Comparative advertising is the main exception to an otherwise solid rule-of-thumb that one should never have a competitor’s trademark included in one’s own webpages’ Meta Descriptions and Meta Keywords. Just be assiduous about representing your competitor truthfully and accurately — do not give in to the typical marketing or salesman penchant for exaggerating and misstating differences. I have worked on a few cases where deceptive, false, and misleading comparative advertising was conducted. Trying to make yourself look better by tearing down your competitor is typically not a good look, and such cases often are driven on both sides by hyperactive egos and can involve many esoteric quibbles that can be lost on consumers.

Other Tags & Elements Similar to Meta Tags

Those experienced with webpage design likely are aware that there are more Meta Tags beyond the Keywords and Description Meta Tags commonly used in SEO.

Facebook Open Graph Tags are also a type of Meta Tags that can pass page titles, main images, page descriptions, the site name, and more. These tags enable Facebook to easily display previews of web content when users post links on the social media platform.

Twitter Cards are yet another type of Meta Tags that also pass titles, descriptions, and images, allowing Twitter/X to display previews of web content within Tweets. Without the Twitter Cards, any links added to Tweets merely appear as the raw text link. By contrast, pages that have the Twitter Cards treatment implemented will show the previewed data in Tweets, making them more attractive and engaging.

Hypothetically, both Facebook OG Tags and Twitter Cards can be misused just as regular Description and Keywords Meta Tags have been. Most content management software is coded to use the same page text that is inserted within the <title></title> tags, in the Twitter and OG titles as well. Likewise, the text used for the Meta Description would also be parsed into the Facebook OG Description Meta Tag. In practice, the title and description elements would simultaneously used in parallel in all three types of Meta Tags, so an infringing term in one would likely be found in its parallel tags, too. It is possible that different text could be used in all three, so it is hypothetically possible for infringement lawsuits to be filed solely on the basis of a Twitter Card tag or an Open Graph tag.

Another type of code that can pass metadata is structured markup, also known as semantic markup. Google and other major search engines collaborated to support various structured data types, and this can be seen at Schema.org. Google and Microsoft Bing have supported various methods for structured data, including: JSON-LD, Microdata, RDFa, and Microformats. Structured data assists search engines in interpreting data on webpages, allowing them to provide listings with special formatting, such as articles, videos, personal profiles, recipes, data tables, lists, breadcrumbs, and more.
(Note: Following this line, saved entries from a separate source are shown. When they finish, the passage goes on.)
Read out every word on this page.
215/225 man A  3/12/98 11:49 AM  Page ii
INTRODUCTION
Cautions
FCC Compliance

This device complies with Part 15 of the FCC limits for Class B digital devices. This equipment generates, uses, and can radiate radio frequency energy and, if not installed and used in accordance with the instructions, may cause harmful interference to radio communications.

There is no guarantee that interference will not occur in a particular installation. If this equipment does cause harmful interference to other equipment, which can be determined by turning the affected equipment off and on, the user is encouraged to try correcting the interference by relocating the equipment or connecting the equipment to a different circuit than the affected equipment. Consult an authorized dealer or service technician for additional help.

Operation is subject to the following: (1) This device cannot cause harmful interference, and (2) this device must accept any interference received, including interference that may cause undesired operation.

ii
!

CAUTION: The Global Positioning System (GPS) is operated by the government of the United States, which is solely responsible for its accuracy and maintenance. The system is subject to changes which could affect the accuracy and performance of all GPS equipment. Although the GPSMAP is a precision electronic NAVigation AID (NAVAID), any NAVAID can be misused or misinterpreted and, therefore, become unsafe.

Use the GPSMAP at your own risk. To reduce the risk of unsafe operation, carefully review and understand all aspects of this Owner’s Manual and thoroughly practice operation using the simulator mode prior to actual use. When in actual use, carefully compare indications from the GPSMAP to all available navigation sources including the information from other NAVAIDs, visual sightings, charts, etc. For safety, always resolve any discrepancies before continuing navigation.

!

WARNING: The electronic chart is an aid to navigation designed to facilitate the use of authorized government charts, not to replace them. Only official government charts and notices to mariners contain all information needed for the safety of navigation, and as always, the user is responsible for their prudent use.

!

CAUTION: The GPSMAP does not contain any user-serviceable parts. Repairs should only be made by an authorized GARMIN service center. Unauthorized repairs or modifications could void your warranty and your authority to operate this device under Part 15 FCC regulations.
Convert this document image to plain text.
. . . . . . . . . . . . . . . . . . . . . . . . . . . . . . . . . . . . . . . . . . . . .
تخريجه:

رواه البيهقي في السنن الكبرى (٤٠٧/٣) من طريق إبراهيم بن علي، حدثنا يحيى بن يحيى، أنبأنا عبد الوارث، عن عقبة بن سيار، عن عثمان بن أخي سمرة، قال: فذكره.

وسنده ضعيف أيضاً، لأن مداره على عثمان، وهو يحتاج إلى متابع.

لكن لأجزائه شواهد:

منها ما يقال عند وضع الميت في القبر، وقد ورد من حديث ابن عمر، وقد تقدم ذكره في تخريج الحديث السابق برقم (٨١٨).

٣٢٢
While structured data is frequently parallel to the very same data displayed on the webpage, it is quite possible for the structured data to convey something different to display in search engine results listings than what is visible on the webpage, such as in the case of Javascript-delivered markup found with JSON-LD.

Conclusion

Meta Tags and metadata continue to be a core element of webpages and web content, and they also can be elements that are used in trademark infringement campaigns.

Because such data can frequently be invisible to webpage visitors, or partially visible as it is shown in search result listing snippets, the use of others’ names and marks in Meta Tags can appear to be done in a willful, sneaky way that is intended to obtain unfair advantage in search engines resulting in dilution and diversion of a company’s branded web traffic. Care should be exercised when incorporating others’ brand names in your website, and if you conduct comparative advertising, be scrupulously honest, fair, and accurate when representing competitors’ companies, products and services.